Tonight begins Yom Yerushalayim, the anniversary on the Jewish calendar of the liberation of the Old City of Jerusalem during the Six-Day War. On that day in 1967, an IDF commander selected a young soldier named Dov Gruner to be the first to reach the Western Wall. He did so in recognition of another man with the same name, who had died for the Zionist cause after serving in the British army during World War II. Meir Soloveichik reflects on the legacy of the two Dov Gruners:

Captured during an Irgun raid on a Ramat Gan police station, [the first] Gruner was sentenced to death. Given his wartime service, an international campaign sought the commutation of Gruner’s sentence.

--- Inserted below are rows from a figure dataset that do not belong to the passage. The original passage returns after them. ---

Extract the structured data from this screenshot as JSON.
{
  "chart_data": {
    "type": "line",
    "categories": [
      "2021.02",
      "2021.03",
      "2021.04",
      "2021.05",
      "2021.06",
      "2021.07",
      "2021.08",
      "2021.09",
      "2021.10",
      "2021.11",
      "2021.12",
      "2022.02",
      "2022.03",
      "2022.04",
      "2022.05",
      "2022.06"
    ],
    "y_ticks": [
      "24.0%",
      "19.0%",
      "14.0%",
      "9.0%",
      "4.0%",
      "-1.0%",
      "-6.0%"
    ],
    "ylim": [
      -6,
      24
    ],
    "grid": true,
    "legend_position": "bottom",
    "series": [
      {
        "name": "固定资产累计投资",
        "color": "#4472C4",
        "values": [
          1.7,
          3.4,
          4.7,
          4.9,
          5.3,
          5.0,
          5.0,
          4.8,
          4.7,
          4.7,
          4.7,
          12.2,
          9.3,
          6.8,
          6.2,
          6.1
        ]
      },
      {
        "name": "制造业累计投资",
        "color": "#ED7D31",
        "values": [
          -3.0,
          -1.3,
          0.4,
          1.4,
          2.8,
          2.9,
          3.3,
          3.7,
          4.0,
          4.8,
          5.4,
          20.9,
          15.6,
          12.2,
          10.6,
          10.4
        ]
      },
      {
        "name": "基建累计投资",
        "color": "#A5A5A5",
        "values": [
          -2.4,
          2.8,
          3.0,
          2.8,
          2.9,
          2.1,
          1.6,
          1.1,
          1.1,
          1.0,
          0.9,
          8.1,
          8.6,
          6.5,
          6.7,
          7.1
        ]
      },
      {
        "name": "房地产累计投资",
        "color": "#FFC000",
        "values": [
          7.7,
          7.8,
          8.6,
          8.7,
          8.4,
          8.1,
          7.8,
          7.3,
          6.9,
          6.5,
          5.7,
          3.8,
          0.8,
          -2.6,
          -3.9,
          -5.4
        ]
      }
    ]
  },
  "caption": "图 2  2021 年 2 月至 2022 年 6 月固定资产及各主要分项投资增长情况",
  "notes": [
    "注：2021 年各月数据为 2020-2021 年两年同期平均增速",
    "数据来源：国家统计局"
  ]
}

But the British, in an act that horrified even Menachem Begin’s opponents in the Zionist movement, hanged Dov Gruner in the middle of the night in the Acre prison, denying him the right to see a rabbi before his execution.

It has been noted by scholars such as the historian Yosef Hayyim Yerushalmi and Rabbi Jonathan Sacks that while others speak of their connection to the past as “history,” Jews instead tend to speak of “memory.” The difference between the two terms is profound. History rightly records the great figures who oversaw the events that changed the world. Jewish memory insists on the debt we owe to all those who sacrificed in the past, and our obligation to remember them.

This month, after celebrating Israel’s 75th anniversary, the Jewish world will mark Jerusalem Day, remembering one of the most miraculous moments in Jewish history. Jews will remember, and rightly so, the commanders who helped bring about this remarkable achievement. But it is right to remember the men who captured a mount and touched the stones of the ancient wall, men who remembered Dov Gruner, expressing thereby what it means to be part of a people who refuse to forget.